There were certain aspects of the volunteering that was wonderful, meeting new people, some of whom my companion and I would eventually travel with, it was also a great way to acclimatise in this crazy crazy country, such as using the local transport, honestly I wouldn't have probably used this in the rest of India without having used it here. It was a great confidence booster.
I look back and think that the teaching wasn't all about the volunteering experience, I learnt invaluable life experience, met wonderful people, and had just memorable experiences in a very, very loveable country.
I recommend this, especially as it was free...
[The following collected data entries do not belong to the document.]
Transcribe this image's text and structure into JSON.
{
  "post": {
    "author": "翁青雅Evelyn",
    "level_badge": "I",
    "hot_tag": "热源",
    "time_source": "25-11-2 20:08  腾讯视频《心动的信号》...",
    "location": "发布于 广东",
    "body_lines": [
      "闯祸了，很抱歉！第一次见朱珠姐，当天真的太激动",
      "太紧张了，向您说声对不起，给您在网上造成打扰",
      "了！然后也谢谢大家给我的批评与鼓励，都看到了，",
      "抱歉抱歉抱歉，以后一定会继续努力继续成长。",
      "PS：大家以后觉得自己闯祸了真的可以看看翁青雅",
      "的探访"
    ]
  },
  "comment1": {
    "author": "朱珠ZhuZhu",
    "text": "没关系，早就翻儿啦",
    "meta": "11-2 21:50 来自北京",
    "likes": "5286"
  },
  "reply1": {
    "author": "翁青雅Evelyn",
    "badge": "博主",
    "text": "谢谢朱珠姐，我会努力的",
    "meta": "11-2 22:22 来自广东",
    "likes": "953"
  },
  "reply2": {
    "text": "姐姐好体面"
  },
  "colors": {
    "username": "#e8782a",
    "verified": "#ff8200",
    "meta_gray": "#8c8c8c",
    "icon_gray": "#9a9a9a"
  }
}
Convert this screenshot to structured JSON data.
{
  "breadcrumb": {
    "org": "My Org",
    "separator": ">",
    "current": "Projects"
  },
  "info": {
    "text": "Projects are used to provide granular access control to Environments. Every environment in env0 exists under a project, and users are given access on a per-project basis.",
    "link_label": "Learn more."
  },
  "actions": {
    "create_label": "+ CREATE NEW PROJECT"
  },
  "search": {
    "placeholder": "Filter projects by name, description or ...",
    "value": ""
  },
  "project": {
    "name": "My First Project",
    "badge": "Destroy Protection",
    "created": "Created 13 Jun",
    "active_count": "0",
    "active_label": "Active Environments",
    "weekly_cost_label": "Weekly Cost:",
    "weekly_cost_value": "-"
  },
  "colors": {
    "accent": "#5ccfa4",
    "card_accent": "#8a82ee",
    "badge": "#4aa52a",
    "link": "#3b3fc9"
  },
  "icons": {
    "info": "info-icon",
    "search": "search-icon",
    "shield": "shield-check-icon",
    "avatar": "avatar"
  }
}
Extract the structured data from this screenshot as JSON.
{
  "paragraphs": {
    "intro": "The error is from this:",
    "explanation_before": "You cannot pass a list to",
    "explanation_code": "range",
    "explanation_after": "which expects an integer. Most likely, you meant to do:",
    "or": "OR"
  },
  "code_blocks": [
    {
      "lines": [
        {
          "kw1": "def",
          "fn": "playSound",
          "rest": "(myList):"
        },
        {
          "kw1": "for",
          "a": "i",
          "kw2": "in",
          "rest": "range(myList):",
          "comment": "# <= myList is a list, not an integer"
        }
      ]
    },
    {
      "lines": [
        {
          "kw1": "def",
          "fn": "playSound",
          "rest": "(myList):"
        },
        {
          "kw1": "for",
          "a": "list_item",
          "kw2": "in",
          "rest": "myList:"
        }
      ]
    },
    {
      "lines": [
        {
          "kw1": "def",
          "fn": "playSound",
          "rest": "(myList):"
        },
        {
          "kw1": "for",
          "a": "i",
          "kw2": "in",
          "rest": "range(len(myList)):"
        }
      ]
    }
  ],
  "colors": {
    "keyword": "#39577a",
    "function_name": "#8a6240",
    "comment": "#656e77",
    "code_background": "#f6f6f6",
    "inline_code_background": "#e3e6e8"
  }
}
Volunteering with Original Volunteers in Cambodia was a brilliant experience and definitely value for money. A friend and I did our two weeks when we were 18 and although we were the youngest out of all of the volunteers (only by about a year) we felt very welcomed and after the end of our time we were upset we couldn't stay for longer. The project coordinator was very friendly and along with the other volunteers eased us into the teaching, firstly placing us in classes as helpers and later on we led classes ourselves. The experience was incredibly rewarding and as well as insightful into the Cambodian culture. I have recommended original volunteers to friends who have then volunteered on different projects and have greatly enjoyed their time as well. I felt very secure and at ease, which is remarkable as it was my first time so far away from home without my family or a large group of friends. We were picked up from the airport by our project co-coordinator and trips were organised at the weekend for us to see different areas of the country with the other volunteers, we were very well looked after and had a great time. Hopefully in the future I will be able to go back to that project but I am also keen to branch out and try other volunteering opportunities in different countries organised by Original Volunteers.